Secondly, the industry funded organisations like the American Pain Society and the American Academy of Pain Management which encouraged doctors to expand the range of symptoms for which they recommended painkillers. Even as problems with new formulations were coming to light, the number of prescriptions written in the US for opioid pain relievers escalated, rising from 76 million in 1996 to 207 million in 2013.
Belatedly, the US federal government sued painkiller manufacturers for fraud. As the financial crisis of 2008 proved, however, litigation only takes you so far against powerful corporations. Companies might be forced to pay fines that sound enormous, but are usually dwarfed by profits the firms made by underhand means.
The painkiller OxyContin is a case in point. In 1995, the year it became available, its parent company Purdue Pharma sold $45 million worth of the drug. By managing to expand the spectrum of approved uses, and aggressively marketing OxyContin’s patented slow release mechanism as a bulwark against addiction, Purdue turned the drug into a blockbuster. In 2000, OxyContin sales breached a billion dollars. In 2007, Purdue settled a case with the US federal government, pleading guilty to misbranding the product with an intent to defraud, and paying a fine of $600 million. Yet, sales of OxyContin continued to soar, crossing $3 billion in 2010, making the fine look like a slap on the wrist.

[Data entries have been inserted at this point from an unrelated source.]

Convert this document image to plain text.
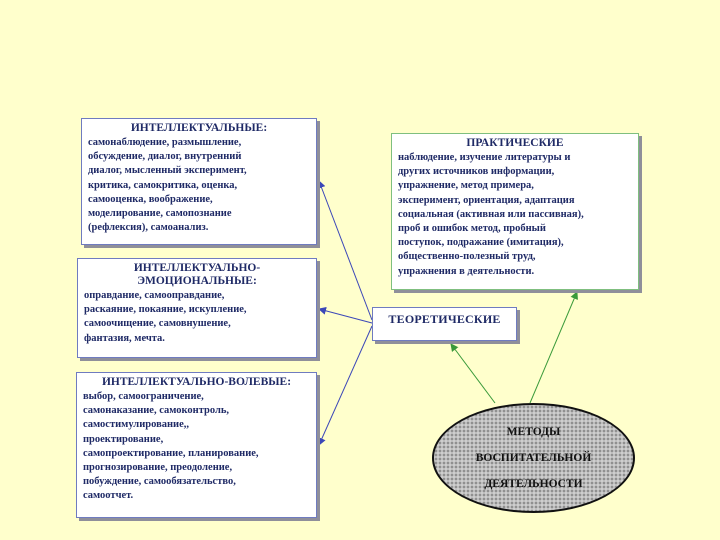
ИНТЕЛЛЕКТУАЛЬНЫЕ:
самонаблюдение, размышление,
обсуждение, диалог, внутренний
диалог, мысленный эксперимент,
критика, самокритика, оценка,
самооценка, воображение,
моделирование, самопознание
(рефлексия), самоанализ.
ИНТЕЛЛЕКТУАЛЬНО-
ЭМОЦИОНАЛЬНЫЕ:
оправдание, самооправдание,
раскаяние, покаяние, искупление,
самоочищение, самовнушение,
фантазия, мечта.
ИНТЕЛЛЕКТУАЛЬНО-ВОЛЕВЫЕ:
выбор, самоограничение,
самонаказание, самоконтроль,
самостимулирование,,
проектирование,
самопроектирование, планирование,
прогнозирование, преодоление,
побуждение, самообязательство,
самоотчет.
ПРАКТИЧЕСКИЕ
наблюдение, изучение литературы и
других источников информации,
упражнение, метод примера,
эксперимент, ориентация, адаптация
социальная (активная или пассивная),
проб и ошибок метод, пробный
поступок, подражание (имитация),
общественно-полезный труд,
упражнения в деятельности.
ТЕОРЕТИЧЕСКИЕ

МЕТОДЫ

ВОСПИТАТЕЛЬНОЙ

ДЕЯТЕЛЬНОСТИ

Kentucky has been among the regions worst hit by the flood of OxyContin, which is so commonly abused in the Appalachians that it has gained the nickname Hillbilly Heroin. As higher dose tablets kept getting approved, users started crushing, sniffing, or injecting them for a long-lasting high. It was freely available on the black market for those who couldn’t find willing doctors. The state of Kentucky sued the company in 2007, but settled it eight years later for a mere $24 million.
As Udta Punjab gets a welcome release with minimal cuts, and will hopefully create popular pressure to protect our borders better, I’m hoping the generic versions of drugs like OxyContin, widely available in India at rock bottom prices, stay out of the radar range of the general public.